Known Issues#
Functional Issues#
You cannot update firmware of the individual components of the DGX B200 GPU tray. For example, you can not individually update the firmware for the GPU only. You must update the firmware by flashing the entire DGX B200 GPU tray.
Firmware download is not automatic.

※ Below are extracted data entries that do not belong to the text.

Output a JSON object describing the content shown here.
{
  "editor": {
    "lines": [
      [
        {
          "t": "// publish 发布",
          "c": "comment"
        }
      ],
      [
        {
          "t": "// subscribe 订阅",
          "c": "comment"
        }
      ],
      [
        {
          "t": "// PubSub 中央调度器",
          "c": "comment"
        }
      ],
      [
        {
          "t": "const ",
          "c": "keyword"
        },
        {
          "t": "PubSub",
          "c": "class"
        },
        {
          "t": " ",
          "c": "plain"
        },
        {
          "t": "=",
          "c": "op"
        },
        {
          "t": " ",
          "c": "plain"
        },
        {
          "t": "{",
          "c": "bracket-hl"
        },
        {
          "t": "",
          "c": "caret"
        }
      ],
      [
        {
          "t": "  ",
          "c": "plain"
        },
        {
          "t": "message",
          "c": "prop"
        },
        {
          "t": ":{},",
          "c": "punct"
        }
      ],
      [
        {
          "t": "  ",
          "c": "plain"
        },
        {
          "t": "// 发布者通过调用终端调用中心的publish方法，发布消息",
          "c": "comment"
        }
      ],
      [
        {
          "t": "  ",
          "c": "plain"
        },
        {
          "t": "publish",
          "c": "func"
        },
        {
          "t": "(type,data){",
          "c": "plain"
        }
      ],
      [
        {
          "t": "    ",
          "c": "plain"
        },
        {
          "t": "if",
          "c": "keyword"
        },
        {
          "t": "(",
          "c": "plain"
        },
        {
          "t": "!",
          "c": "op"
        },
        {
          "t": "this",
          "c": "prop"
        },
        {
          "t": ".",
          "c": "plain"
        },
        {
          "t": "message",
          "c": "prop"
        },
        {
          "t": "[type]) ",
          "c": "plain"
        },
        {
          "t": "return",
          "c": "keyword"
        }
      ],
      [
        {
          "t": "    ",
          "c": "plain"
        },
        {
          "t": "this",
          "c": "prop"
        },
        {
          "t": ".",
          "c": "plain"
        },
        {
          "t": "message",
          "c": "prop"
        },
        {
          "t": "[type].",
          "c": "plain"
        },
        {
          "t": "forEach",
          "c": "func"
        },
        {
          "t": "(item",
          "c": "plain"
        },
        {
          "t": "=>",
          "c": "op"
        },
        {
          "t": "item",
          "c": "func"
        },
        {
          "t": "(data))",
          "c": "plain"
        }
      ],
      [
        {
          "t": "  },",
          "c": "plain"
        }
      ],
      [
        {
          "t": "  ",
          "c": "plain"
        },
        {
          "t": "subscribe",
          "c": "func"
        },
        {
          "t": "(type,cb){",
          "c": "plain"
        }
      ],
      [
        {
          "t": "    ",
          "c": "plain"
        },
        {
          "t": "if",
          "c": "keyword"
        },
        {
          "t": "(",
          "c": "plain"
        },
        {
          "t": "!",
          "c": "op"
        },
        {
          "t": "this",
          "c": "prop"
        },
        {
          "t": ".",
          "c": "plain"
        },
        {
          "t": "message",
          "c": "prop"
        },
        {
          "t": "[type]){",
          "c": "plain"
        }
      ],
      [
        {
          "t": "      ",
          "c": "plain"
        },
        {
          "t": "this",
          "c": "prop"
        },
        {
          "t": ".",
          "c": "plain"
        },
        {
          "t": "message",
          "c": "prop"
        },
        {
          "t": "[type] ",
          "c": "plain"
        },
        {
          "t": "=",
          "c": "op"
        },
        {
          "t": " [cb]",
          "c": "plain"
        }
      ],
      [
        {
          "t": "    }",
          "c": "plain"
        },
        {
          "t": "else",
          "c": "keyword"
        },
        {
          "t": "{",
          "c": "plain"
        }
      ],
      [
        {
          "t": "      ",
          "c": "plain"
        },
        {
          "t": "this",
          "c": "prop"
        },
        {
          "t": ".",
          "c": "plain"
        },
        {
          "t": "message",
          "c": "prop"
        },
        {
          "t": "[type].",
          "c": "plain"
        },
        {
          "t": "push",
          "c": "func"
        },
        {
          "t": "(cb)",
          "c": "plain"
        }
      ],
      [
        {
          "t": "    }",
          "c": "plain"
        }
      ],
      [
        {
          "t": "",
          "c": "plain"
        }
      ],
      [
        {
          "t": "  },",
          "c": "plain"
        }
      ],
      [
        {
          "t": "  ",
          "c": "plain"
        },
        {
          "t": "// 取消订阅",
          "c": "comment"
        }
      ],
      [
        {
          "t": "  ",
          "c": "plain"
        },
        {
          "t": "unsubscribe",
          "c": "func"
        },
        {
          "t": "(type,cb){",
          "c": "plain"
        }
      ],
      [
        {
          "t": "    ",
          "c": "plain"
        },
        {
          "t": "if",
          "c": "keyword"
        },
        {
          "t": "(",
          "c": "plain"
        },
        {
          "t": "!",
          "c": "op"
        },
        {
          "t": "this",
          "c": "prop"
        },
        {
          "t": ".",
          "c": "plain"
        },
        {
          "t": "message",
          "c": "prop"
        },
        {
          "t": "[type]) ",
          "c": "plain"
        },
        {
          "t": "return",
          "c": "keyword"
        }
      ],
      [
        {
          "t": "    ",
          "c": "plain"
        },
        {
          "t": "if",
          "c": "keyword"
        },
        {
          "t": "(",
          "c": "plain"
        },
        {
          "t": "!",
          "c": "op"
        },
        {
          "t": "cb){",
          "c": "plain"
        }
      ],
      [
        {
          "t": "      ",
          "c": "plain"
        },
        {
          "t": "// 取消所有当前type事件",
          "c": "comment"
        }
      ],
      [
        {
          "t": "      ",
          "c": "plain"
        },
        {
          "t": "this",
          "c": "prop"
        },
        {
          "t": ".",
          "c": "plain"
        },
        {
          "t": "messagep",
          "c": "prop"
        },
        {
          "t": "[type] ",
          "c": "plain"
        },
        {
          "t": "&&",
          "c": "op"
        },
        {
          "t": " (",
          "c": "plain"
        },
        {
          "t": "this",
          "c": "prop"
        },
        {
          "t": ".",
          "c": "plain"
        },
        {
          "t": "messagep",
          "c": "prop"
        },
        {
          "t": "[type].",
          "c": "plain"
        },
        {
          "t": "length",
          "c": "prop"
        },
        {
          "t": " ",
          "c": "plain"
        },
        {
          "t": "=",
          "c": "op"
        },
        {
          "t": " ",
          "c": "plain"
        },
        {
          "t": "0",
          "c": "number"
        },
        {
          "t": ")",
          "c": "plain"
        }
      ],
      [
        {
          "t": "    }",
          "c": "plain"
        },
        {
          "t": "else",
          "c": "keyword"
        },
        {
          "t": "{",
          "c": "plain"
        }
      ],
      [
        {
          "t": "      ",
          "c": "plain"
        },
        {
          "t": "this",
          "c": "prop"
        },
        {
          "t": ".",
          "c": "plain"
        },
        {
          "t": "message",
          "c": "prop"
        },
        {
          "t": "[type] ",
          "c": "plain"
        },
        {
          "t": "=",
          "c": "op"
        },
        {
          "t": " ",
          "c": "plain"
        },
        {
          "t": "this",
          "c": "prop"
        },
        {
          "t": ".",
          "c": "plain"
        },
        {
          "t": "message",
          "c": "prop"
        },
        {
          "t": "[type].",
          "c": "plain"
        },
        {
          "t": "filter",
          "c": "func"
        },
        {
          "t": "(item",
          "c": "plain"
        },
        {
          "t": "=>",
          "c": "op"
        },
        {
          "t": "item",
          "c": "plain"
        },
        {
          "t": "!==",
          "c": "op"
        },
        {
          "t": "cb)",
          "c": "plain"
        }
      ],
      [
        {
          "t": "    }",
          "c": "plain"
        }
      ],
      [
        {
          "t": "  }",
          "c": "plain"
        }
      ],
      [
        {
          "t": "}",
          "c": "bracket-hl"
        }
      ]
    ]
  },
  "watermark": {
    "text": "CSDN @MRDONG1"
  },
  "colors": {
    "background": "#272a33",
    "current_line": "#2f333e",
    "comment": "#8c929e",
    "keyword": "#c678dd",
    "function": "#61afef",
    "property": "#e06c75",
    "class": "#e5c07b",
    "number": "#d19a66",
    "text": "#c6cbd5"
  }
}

You must download the firmware manually from the NVIDIA Enterprise Support Portal.
BMC Reports 1848 RPM for Removed Fan Modules#
Issue#
When a fan module is physically removed from the chassis, the BMC reports a constant value of 1848 RPM instead of indicating the fan is missing or returning 0 RPM. For example,
$ ipmitool sdr elist | grep -I fan
...
SPD_FAN_4_3_R AAh | lcr | 29.10 | 1848 RPM
SPD_FAN_4_3_F ABh | lcr | 29.10 | 1848 RPM
...
Root Cause
When no fan is connected, the BMC’s sensor reads a specific voltage state from the empty fan slot. The firmware translates this into 1848 RPM rather than interpreting it as a “missing” state.
Verification
To distinguish this artifact from a genuine fan failure:
Check sensor list:
ipmitool sdr elist | grep -I fan
If a fan reports 1848 RPM, the fan module is likely physically missing or unseated.
Verify by physical inspection of the chassis.
Workaround#
This is a cosmetic reporting issue only and does not affect system functionality. Verify fan presence through physical inspection when 1848 RPM is reported.
VBIOS Incompatibility Issue#
Issue#
Updating directly from a version earlier than 97.00.5E.00.XX to a version later than 97.00.7C.00.XX might fail. When using the Redfish method, you might see an error similar to the following:
{
"@odata.type": "#MessageRegistry.v1_4_1.MessageRegistry",
"Message": "Verification of image '97.00.7C.00.05' at HGX_FW_GPU_SXM_4' failed.
"MessageArgs": [
"97.00.7C.00.05",
"HGX_FW_GPU_SXM_4"
],
"MessageID": "Update.1.0.VerificationFailed",
"Resolution": "None.".
"Severity": "Critical"
}
Explanation#
VBIOS firmware data structures in versions earlier than 97.00.5E.00.XX and versions later than 97.00.7C.00.XX are incompatible.
Workaround#
If your current VBIOS version is:
97.00.5E.00.XX or later:
Update to the latest VBIOS version directly.
Earlier than 97.00.5E.00.XX:
Follow these steps:
Update to a version between 97.00.5E.00.XX and 97.00.7C.00.XX.
Then, update to the latest version.
Misleading Messages During Firmware Update#
Issue#
During the process of the ConnectX-7 firmware update, upon completion of applying the update,
a reboot is required as suggested by these messages: To load new FW, run mlxfwreset or reboot machine.
and Please reboot machine to load new configurations. However, rebooting the system does not load
the firmware update or new configurations properly for the ConnectX-7 firmware versions 28.36.1010 and later.
Workaround#
For the firmware update and new configurations to load successfully, perform an AC power cycle on the system instead of rebooting.
Firmware Inventory Can Be Invalid During Boot#
Issue#
In rare instances, polling the firmware inventory endpoint of the BMC Redfish API can report an inaccurate firmware versions for the HGX_0 component.
Workaround#
Query the firmware inventory after the system completes the boot sequence to retrieve the current firmware inventory.
BMC Slow Startup After AC Power Cycle#
Issue#
After an AC power cycle, the BMC can require approximately 10 minutes before it is available for communication. The BMC is typically available within three minutes.
Workaround#
No workaround is available.
Temperature Sensors Can Report No Reading#
Issue#
The following sensors can report No Reading rather than a temperature value:
TEMP_PSU4
TEMP_PSU5
PWR_PSU5
SPD_FAN_PSU5_R
SPD_FAN_PSU5_R
STATUS_PSU0
STATUS_PSU1
STATUS_PSU2
STATUS_PSU3
STATUS_PSU4
STATUS_PSU5
STATUS_HMC
TEMP_PCIE_SW_1
TEMP_Cedar_OSFP0
TEMP_Cedar_OSFP1
TEMP_Cedar_OSFP2
TEMP_Cedar_OSFP3
TEMP_PCIE_CX7_1
TEMP_PCIE_CX7_2
TEMP_CX7_QSFP0
TEMP_CX7_QSFP1
TEMP_CX7_QSFP2
TEMP_CX7_QSFP3
TEMP_Intel_NIC
TEMP_NIC_QSFP0
TEMP_NIC_QSFP1
Workaround#
Polling the sensors again can resolve the issue.